Pixels de suivi dans les courriers électroniques : publication des recommandations de la CNIL

Pixels de suivi dans les courriers électroniques : publication des recommandations de la CNIL

Publié le 19 mai 2026 - Mis à jour le 20 mai 2026
Actualité Décryptage

Le 14 avril 2026 la CNIL (Commission nationale de l’Informatique et des libertés) a publié la version finale de ses recommandations relatives aux pixels de suivi dans les courriers électroniques afin d’accompagner les professionnels dans leur démarche de mise en conformité.

deux enveloppes avec un document et une géolocalisation

Aux termes de l’article 82 de la loi n°78-17 du 6 janvier relative à l’informatique, aux fichiers et aux libertés, toute personne qui reçoit un mail doit être informée de manière claire et complète « de la finalité de toute action tendant à accéder, par voie de transmission électronique, à des informations déjà stockées dans son équipement terminal de communications électroniques, ou à inscrire des informations dans cet équipement » et des modalités de s’y opposer.

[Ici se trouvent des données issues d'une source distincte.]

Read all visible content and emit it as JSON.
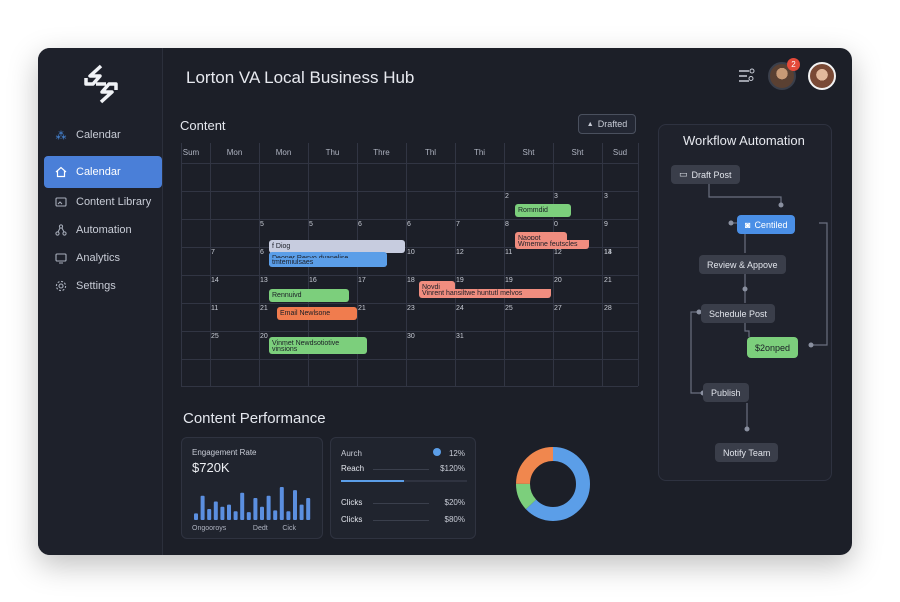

Ces dispositions, qui sont une transposition de l’article 5, paragraphe 3 de la directive « vie privée et communications électroniques » (la directive « ePrivacy »), ont fait l’objet en 2023 de lignes directrices du Comité européen de la protection des données (CEPD) et de deux délibérations de la CNIL (Commission nationale de l’Informatique et des libertés) en 2020 (délibérations n° 2020-091 et n° 2020-092 du 17 septembre 2020).

La recommandation publiée par la CNIL en avril 2026, à l’issue d’une consultation publique lancée à l’été 2025, s’analyse donc comme une synthèse de ces textes et de la jurisprudence et explicite leurs modalités d’application au cas particulier des pixels insérés dans les courriels. Analyse de cette recommandation et des obligations qui en découlent pour les organisations d’intérêt général.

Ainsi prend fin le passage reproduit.